Duas características, comuns aos filmes italianos do pós-guerra, parecem estar presentes neste trabalho de Glauber. O Primeiro a destacar é a mudança da localização da câmera, tirando-a dos estúdios – e todo seu cenário pomposo e caro – e colocando-a na rua – junto ao povo “real”. Porém, Glauber não filmará no cenário urbano, como fizeram os italianos, mas no principal local de conflito e de representação das contradições do país: o Sertão. Aliás, Glauber não foi o único a usar o agreste nordestino como cenário para o Cinema Novo.

Outra característica do neorrealismo italiano: a utilização de não-atores para representar os personagens nos filmes, com a pretensão de criar um ambiente mais real. Glauber usa seu motorista para fazer o “cego” em Deus e o Diabo... Um personagem muito importante, diga-se de passagem, pois é quem guiará os demais – o vaqueiro e sua esposa e Antônio das Mortes (meu preferido, que merecerá um post a parte) – aos seus destinos. Porém, sempre os questiona sobre seus caminhos. Um cego como guia: a metáfora da alienação, tema presente no filme. Ao mesmo tempo, um personagem consciente dos desfechos daquelas ações.

Estas referências na obra de Glauber se mesclam com outras inúmeras influências. A liberdade que deu a Othon Bastos em sua atuação é um exemplo disso. Estudando naquela época o teatro brechtiano, Othon leva as técnicas deste teatrólogo alemão para Deus e o Diabo.... A principal referência a isso é o diálogo entre Corisco e Lampião feito num monólogo de seu personagem. Em muitos momentos era o ator quem conduzia a câmera, e não o seu contrário, e a partir do seu movimento o Sertão vai se revelando para nós.

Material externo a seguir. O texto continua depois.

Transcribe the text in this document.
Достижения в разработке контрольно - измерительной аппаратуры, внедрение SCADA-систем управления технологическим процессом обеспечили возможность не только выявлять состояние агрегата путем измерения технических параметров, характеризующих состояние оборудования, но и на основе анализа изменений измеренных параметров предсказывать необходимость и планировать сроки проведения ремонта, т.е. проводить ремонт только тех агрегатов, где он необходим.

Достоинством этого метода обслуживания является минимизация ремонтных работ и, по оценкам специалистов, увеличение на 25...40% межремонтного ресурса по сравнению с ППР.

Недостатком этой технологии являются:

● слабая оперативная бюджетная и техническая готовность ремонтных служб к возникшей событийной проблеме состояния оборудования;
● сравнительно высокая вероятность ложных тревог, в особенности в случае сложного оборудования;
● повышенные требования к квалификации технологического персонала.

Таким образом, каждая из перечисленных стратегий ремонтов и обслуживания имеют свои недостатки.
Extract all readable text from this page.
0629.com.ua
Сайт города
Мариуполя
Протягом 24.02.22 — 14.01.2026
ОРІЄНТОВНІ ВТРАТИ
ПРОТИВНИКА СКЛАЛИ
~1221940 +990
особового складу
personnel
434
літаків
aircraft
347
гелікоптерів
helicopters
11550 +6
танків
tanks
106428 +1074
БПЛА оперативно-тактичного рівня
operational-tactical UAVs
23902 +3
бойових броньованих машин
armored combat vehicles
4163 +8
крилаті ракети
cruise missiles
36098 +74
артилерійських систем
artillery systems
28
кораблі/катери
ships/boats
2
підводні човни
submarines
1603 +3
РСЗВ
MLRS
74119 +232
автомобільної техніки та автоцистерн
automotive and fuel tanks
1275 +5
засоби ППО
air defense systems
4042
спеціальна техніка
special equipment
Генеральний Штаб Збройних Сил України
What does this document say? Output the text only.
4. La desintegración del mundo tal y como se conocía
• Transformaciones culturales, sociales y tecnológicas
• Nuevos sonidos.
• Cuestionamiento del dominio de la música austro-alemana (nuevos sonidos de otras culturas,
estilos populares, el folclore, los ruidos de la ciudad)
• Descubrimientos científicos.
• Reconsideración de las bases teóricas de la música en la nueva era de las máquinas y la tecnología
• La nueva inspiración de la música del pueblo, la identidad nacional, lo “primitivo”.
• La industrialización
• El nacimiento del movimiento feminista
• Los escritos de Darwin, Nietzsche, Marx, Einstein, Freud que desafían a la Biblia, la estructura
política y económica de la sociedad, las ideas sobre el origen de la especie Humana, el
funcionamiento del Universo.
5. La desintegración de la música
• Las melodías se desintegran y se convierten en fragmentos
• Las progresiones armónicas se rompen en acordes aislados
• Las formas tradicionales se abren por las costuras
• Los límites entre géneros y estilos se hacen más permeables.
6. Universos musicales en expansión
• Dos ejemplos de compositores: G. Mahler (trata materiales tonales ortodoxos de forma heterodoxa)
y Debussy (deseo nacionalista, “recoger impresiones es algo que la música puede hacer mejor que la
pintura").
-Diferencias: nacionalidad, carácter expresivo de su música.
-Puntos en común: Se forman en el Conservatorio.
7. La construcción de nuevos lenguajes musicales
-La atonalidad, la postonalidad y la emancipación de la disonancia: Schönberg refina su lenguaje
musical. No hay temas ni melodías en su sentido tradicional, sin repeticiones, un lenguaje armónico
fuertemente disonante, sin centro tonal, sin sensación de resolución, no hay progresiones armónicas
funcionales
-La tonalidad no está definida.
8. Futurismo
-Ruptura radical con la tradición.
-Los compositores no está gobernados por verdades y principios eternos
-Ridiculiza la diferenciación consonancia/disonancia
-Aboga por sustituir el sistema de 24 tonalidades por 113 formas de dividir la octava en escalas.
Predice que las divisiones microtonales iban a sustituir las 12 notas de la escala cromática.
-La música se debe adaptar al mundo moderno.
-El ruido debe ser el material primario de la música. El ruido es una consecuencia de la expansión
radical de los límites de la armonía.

É óbvio que as influências de Glauber provêem de muitas outras tradições e movimentos. Mas, pelo limite que tem um blog, e também do seu autor, não é minha pretensão enumerar todas. Mas uma é bastante evidente e não poderia deixar de registrar: a Nouvelle Vague. As referencias desta escola no diretor brasileiro são muitas: assim como o percurso da Nouvelle Vague teve início na crítica de cinema, Glauber era um jornalista crítico de cinema antes de começar a filmar; a valorização do intelectual: Glauber defende um cinema-autor, em que o diretor seja soberano e independente em sua criação; a revolução proporcionada pela câmera de 16mm: "uma câmera nas mãos e uma idéia na cabeça"; dentre outras que não me lembro agora – pois escrevo na madrugada, em mais uma de minhas insônias. Fica então este tema para outro post, numa outra insônia.